`move` `Copy` values

[crlf0710]

Copy values have special copy semantics, when they're moved away, the old place still have valid value alive. A lot of times this is not people want. For example, it's very easy to typo and wrongly use some temporary values after they have been sent away with assignment.

If possible, i'd propose a move expression:

`move` `(` expr `)`

The parenthesis are for avoiding the ambiguity with move closures.

Example:

let a = 42;
x.a = move(a);
double(&mut x.a);
dbg!(a);  // compile error

Alternatives:

• unlet a;
• a.move
• let a = 42 in { ... };

[Diggsey]

For example, it's very easy to typo and wrongly use some temporary values after they have been sent away with assignment.

I've never seen this be a problem, since by definition the old value is still valid? Do you have an example of where this can cause a problem?

Assuming there's an example where this is a problem, why would someone remember to use the "move" modifier, if they forgot not to use the moved value? Typically these problems are solved in the type definition rather than the use-site, since it avoids this problem, but this solution already exists - you can just not implement Copy for types which you want to be moved.

[kennytm]

macro_rules! unlet {
    ($a:ident) => {
        #[allow(unused_variables)]
        let $a: (/* this variable has been disabled in this scope */);
    }
}

let a = 42;
x.a = a;
unlet!(a); // <-- new
double(&mut x.a);
dbg!(a);  // error[E0381]: used binding `a` isn't initialized

or you could just use { … } to impose the normal scoping rule...

{
    let a = 42;
    x.a = a;
} // <-- restrict scope of `a`
double(&mut x.a);
dbg!(a); // error[E0425]: cannot find value `a` in this scope

[crlf0710]

Yes, this unlet macro is good enough.

I'm still a little curious why @Diggsey has never seen this be a problem. When writing algorithms, and there's more than one pointers or indices or something lightweight but copyable. I feel this is so common. Sorry I don't have code to share at the moment though. These types cannot be defined as non-copyable but this invalidation only happens within specific portion of algorithm.

[kennytm]

These types cannot be defined as non-copyable but this invalidation only happens within specific portion of algorithm.

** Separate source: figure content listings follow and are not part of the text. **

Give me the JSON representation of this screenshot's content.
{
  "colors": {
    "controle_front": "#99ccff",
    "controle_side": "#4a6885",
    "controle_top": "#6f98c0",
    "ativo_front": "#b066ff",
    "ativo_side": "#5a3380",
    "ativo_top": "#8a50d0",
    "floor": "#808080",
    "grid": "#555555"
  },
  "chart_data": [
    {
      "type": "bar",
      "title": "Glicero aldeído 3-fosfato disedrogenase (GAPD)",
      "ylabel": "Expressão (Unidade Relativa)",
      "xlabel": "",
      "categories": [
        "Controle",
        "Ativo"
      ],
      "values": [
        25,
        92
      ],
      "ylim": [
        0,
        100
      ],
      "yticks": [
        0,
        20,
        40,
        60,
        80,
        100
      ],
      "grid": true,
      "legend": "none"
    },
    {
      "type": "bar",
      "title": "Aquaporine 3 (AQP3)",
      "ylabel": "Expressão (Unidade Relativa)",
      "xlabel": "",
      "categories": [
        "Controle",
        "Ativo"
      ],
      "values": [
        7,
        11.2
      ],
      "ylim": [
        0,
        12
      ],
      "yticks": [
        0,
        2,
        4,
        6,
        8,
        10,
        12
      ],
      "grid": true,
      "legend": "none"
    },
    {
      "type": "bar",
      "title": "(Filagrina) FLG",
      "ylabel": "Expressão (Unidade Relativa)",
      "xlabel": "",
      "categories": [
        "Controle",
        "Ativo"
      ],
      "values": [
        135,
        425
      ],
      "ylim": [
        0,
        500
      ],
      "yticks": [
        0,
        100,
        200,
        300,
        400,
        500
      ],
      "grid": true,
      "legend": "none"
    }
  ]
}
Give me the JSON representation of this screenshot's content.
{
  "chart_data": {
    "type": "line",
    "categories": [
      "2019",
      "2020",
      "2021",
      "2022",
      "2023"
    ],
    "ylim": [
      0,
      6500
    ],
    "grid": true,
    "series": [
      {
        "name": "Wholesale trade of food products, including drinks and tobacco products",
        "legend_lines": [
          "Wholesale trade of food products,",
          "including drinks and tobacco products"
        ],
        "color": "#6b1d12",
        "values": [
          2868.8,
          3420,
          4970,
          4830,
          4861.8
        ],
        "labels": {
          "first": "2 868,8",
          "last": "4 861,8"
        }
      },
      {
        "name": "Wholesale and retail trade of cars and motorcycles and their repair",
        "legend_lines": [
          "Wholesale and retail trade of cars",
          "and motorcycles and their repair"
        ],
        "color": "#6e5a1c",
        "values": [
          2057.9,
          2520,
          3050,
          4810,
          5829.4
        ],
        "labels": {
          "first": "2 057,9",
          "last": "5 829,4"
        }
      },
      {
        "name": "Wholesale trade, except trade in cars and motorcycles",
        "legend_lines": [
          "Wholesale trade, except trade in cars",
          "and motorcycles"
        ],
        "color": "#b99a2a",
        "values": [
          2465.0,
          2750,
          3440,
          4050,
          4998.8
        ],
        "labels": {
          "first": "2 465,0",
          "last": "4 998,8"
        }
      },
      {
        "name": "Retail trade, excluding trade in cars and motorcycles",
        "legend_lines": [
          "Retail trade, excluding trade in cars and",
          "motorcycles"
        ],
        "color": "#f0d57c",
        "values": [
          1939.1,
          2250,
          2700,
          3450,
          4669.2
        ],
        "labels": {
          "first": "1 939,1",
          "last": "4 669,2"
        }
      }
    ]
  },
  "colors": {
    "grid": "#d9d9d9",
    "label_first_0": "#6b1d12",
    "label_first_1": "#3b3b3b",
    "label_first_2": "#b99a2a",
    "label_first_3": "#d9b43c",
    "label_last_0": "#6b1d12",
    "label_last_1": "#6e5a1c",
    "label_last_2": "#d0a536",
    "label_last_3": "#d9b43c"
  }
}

Sorry but this speaks more about the API design of the code than the Rust language. It is trivial to wrap the Copy type in a non-Copy structure such as

#[repr(transparent)]
#[derive(Debug)]
struct NoCopy<T>(T);
impl<T> NoCopy<T> {
    pub fn new(inner: T) -> Self {
        Self(inner)
    }   
    pub fn into_inner(self) -> T {
        self.0
    }
}

    let a = NoCopy::new(42); // <-- wrap the type into NoCopy
    x.a = a.into_inner(); // <-- consume the NoCopy
    double(&mut x.a);
    dbg!(a);  // error[E0382]: use of moved value: `a`

You could further enhance the safety by making the API accept specialized NoCopy-styled wrapper types only, and also making their new() and into_inner() private to the low-level modules.

And even if this RFC is implemented, as @Diggsey said in the 2nd paragraph of their comment, if you forget to annotate a move(a) the compiler will never be able to notice because copying is still valid, so this RFC offered no safety guard against misuse. Meanwhile if the variable a itself is declared NoCopy<i32> instead (i.e. "solved in the type definition rather than the use-site"), Rust can easily statically prevent double-use.